Se entrambi questi fattori tendono ad aumentare l'entropia dell'universo (se ΔH < 0
ΔDisordambiente >0 e ΔS > 0) avremo un ΔG < 0 e quindi la trasformazione sarà spontanea.
Se entrambi questi fattori tendono a diminuire l'entropia dell'universo (se ΔH > 0
ΔDisordambiente <0 e ΔS < 0) avremo un ΔG > 0 e la reazione non sarà spontanea.
Quando i due fattori entropia del sistema (ΔS) ed entropia dell'ambiente (-ΔH/T) hanno
tendenze opposte la trasformazione avverrà solo in determinate condizioni e cioè quando
uno dei due fattori prevarrà sull'altro rendendo l'entropia totale dell'universo positiva. In
questi casi la temperatura avrà un ruolo importante nel favorire o sfavorire la spontaneità
della reazione. Nel caso in cui l'entropia del sistema è negativa (ΔS < 0) e l'entropia
dell'ambiente è positiva (ΔH < 0) la reazione avverrà spontaneamente solo quando |ΔH/T|
> |ΔS| e quindi a temperature basse. Nel caso opposto, entropia del sistema positiva (ΔS >
0) ed entropia dell'ambiente negativa (ΔH > 0), perché la reazione avvenga
spontaneamente dovremo fare in modo che sia |ΔH/T| < |ΔS| e quindi dovremo lavorare ad
alte temperature.
Ogni processo spontaneo può essere sfruttato per produrre lavoro: ad esempio l'acqua di
una cascata può servire a produrre energia elettrica, la combustione della benzina può
servire a far muovere un veicolo; ma il lavoro ricavabile dall'avvenire di una determinato
processo spontaneo dipende dal modo in cui tale processo viene fatto avvenire.
Ad esempio sappiamo che bruciando della benzina possiamo riuscire a far muovere un
veicolo: perché questo accada la combustione deve però avvenire all'interno di un
apposito macchinario perché se bruciassimo benzina in un recipiente aperto non si
produrrebbe nessun lavoro.
Nella pratica comunque noi non otteniamo mai la massima quantità di lavoro che si
potrebbe produrre da un qualsiasi processo spontaneo: la funzione energia libera di Gibbs
ci permette di calcolare il lavoro massimo ottenibile da un processo spontaneo: infatti a
temperatura e pressione costante il massimo lavoro ottenibile da un processo spontaneo è
uguale alla variazione di energia libera che si ha durante il processo.

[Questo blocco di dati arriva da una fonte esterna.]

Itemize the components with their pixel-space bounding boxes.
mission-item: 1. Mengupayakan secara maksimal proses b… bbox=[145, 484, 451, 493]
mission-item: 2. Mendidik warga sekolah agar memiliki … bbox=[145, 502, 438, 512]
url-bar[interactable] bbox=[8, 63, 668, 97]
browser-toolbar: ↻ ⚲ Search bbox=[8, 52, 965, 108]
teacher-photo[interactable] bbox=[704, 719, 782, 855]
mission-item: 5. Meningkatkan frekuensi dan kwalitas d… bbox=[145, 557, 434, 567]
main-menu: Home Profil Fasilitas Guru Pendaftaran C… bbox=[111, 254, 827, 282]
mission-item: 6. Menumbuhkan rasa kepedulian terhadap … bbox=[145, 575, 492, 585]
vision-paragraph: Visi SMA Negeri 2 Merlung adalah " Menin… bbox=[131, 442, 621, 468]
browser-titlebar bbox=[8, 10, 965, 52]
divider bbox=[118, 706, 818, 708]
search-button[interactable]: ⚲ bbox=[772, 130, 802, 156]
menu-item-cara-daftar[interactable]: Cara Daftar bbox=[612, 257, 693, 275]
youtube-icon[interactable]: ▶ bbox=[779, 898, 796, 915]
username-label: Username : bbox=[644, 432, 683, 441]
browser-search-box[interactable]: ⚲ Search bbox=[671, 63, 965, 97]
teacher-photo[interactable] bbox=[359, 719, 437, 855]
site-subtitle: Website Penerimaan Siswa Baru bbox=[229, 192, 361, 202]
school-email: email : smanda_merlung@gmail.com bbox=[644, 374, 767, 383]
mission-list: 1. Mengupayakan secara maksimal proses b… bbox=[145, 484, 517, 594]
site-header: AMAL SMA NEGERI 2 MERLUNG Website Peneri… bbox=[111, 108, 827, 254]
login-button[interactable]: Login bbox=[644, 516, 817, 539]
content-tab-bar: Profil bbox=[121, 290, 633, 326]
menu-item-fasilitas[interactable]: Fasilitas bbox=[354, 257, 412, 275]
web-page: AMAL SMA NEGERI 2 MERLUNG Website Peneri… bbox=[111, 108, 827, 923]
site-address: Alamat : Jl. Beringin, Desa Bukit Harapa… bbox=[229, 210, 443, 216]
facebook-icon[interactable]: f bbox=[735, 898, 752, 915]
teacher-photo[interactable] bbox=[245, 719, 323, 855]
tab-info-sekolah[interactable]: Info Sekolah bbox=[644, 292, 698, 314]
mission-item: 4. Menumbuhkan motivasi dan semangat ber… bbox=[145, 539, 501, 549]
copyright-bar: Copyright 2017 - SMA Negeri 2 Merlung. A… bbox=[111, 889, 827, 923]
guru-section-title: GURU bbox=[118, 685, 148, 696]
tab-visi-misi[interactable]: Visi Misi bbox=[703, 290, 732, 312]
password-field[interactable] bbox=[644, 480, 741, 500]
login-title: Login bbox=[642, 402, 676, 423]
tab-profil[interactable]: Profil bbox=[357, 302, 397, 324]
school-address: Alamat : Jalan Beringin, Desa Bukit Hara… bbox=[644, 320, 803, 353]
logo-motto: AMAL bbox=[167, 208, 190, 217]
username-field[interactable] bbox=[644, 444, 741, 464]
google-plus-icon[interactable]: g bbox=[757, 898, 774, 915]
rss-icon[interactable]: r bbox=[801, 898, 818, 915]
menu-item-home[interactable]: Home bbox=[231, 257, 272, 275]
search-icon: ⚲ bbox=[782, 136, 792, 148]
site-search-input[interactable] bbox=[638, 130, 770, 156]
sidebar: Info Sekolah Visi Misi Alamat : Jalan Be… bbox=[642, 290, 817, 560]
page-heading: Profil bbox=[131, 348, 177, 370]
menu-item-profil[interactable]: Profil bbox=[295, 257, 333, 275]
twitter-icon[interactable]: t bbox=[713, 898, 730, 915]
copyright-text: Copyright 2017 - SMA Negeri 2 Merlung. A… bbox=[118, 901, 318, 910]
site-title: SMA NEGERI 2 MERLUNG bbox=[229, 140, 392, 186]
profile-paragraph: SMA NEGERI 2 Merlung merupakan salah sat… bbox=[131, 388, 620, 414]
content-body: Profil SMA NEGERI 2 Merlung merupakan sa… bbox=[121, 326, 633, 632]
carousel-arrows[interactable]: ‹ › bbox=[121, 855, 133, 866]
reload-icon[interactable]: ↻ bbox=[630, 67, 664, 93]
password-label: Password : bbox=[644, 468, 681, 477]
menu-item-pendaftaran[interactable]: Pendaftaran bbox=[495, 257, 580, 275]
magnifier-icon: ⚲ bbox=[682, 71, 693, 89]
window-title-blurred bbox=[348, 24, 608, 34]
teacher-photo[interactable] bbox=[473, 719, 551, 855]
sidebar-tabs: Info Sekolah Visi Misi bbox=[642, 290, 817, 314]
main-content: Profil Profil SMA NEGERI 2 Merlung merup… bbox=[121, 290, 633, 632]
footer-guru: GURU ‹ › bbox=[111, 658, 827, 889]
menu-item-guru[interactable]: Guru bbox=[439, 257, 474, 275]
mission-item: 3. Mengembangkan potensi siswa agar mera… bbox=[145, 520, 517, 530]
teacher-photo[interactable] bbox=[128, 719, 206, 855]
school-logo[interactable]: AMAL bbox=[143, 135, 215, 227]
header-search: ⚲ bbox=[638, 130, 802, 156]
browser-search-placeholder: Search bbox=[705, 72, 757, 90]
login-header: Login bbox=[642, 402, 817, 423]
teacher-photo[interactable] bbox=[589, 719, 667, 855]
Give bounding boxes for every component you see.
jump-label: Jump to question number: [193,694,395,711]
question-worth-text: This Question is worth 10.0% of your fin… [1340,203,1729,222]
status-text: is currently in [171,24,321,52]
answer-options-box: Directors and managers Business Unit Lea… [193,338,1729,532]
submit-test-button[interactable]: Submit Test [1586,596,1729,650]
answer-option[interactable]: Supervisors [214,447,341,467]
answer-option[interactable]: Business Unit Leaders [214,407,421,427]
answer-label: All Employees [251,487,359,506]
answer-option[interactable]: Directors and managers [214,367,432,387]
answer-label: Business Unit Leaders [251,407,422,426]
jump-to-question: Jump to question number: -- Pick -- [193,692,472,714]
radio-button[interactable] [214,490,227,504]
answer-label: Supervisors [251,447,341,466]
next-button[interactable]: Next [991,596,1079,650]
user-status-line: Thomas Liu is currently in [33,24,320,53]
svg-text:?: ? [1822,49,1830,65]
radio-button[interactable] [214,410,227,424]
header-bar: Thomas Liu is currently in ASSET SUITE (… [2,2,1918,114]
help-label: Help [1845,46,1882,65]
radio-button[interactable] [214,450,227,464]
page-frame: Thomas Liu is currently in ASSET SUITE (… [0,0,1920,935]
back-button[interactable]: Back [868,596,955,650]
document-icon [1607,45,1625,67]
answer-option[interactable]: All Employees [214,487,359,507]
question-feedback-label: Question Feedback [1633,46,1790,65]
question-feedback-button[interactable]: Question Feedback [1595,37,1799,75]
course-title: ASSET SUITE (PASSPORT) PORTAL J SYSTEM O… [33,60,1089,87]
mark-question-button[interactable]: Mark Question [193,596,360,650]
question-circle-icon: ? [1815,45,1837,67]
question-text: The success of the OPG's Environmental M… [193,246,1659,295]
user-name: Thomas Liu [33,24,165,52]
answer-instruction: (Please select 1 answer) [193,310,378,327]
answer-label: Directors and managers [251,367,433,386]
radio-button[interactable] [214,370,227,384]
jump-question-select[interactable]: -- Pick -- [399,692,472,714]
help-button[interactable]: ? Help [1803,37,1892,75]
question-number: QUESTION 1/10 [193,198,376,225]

Nel caso opposto, cioè nel caso di un processo non spontaneo, la funzione di Gibbs ci dà
la misura del minimo lavoro che dovremmo fare perché il processo possa avvenire: nella
realtà sarà però necessario investire una quantità di lavoro superiore a causa delle perdite
di efficienza del processo.
A questo punto è possibile dare una spiegazione realistica della funzione di Gibbs: essa
rappresenta la parte ordinata dell'energia interna di un sistema che può passare in uno
stato meno ordinato e quindi produrre lavoro.